Resolution (and Magnification)
This is a relatively specialised text. If you do not feel like reading it, just “jump to the conclusions” listed at the end.
MAGNIFICATION IN A TELESCOPE. Magnification means how many times larger an object is seen with respect of the naked eye. Given a telescope with focal length H and an eyepiece with a focal length E, the magnification M is given by the simple formula M = H / E and the result is a number followed by an “x” meaning “times”.
For example, the focal length of our SkyMax-102 is 1300mm. If we insert into the diagonal a 10mm eyepiece, the magnification is 1300/10 = 130x. With a 5.5mm eyepiece, the magnification is 1300/5.5 = 236x.
So far it may look as if we can produce from any telescope the magnification we like by just inserting a powerful enough eyepiece. This is indeed true, but any telescope supports a maximum or usable magnification: insert an eyepiece that exceeds it, and you will get a significant loss of sharpness. An old “theoretical” (and as we will see very optimistic) rule is that the usable magnification is twice the main mirror diameter T in mm: this is why SkyWatcher rates this telescope's magnification at 204x. You would expect that the image at this usable magnification is as sharp as the naked eye image.
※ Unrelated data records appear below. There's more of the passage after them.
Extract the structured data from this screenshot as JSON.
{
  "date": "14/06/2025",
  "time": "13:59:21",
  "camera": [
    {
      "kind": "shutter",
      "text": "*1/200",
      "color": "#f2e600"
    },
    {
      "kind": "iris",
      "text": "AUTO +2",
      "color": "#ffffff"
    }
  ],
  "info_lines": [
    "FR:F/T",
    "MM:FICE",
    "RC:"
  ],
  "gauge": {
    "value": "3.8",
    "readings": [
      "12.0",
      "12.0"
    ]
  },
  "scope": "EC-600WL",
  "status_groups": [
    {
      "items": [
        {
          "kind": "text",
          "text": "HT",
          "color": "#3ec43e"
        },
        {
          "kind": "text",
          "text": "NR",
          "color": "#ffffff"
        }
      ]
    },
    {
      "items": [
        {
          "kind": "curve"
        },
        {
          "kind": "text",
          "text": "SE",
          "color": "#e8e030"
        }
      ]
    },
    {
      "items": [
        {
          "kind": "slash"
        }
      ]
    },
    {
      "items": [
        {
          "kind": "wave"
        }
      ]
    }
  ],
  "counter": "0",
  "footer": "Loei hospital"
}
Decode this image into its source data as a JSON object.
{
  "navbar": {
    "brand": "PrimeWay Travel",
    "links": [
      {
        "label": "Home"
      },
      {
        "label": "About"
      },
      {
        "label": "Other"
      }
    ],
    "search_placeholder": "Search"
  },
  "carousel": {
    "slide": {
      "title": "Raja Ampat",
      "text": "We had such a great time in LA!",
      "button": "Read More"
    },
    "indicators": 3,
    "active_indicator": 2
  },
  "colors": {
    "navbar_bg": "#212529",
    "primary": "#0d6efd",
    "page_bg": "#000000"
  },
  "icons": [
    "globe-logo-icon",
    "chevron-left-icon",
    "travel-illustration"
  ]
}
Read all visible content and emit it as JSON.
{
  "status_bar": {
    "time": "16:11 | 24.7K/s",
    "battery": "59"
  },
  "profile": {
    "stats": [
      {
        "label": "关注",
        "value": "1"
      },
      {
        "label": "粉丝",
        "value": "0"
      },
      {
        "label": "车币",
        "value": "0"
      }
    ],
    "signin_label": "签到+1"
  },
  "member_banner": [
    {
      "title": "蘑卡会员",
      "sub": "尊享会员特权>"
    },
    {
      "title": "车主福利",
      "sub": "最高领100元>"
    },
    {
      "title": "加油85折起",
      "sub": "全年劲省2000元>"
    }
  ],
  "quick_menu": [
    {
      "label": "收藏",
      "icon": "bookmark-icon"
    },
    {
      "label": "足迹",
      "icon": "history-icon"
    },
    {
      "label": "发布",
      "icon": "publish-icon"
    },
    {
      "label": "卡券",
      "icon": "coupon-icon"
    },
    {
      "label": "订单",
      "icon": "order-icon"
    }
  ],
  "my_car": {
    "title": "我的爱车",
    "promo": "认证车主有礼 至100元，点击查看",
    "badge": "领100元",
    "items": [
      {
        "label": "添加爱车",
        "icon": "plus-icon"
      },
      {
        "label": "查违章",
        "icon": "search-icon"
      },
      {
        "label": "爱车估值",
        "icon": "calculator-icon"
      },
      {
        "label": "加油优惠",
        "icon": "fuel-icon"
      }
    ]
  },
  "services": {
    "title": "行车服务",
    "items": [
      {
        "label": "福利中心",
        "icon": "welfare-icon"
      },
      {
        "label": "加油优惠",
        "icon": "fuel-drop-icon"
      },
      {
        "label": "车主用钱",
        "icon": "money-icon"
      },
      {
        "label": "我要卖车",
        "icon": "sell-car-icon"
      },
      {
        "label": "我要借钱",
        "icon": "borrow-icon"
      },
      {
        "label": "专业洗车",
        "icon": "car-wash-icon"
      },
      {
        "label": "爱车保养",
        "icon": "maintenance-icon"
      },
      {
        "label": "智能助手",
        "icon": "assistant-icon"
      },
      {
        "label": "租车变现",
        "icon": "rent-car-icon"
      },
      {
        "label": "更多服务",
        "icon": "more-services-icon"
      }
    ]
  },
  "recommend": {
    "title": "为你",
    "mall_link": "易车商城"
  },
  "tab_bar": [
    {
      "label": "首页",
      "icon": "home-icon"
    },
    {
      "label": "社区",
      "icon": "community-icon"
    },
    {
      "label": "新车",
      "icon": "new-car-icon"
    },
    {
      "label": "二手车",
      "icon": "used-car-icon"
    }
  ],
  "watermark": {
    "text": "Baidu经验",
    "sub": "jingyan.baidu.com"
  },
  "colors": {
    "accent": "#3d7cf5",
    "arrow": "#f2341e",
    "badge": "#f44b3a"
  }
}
Therefore with the 236x calculated above for a 5.5mm eyepiece we have barely exceeded the 204x usable, and should see very sharp images! However, you can verify with your telescope that this is not the case. To understand why, we have to explore a related but different concept, the resolution.
RESOLUTION OF A VIEWING APPARATUS. We will abridge this complex concept as much as possible. The resolution (of an eye, a camera or a telescope) can be expressed in two different units:
- arc' (arc minutes) or arc" (arc seconds) refer to the minimum arc under which two parallel lines are distinctively perceived.
- distance in mm or mt refers to the maximum distance at which lines 1mm apart are perceived.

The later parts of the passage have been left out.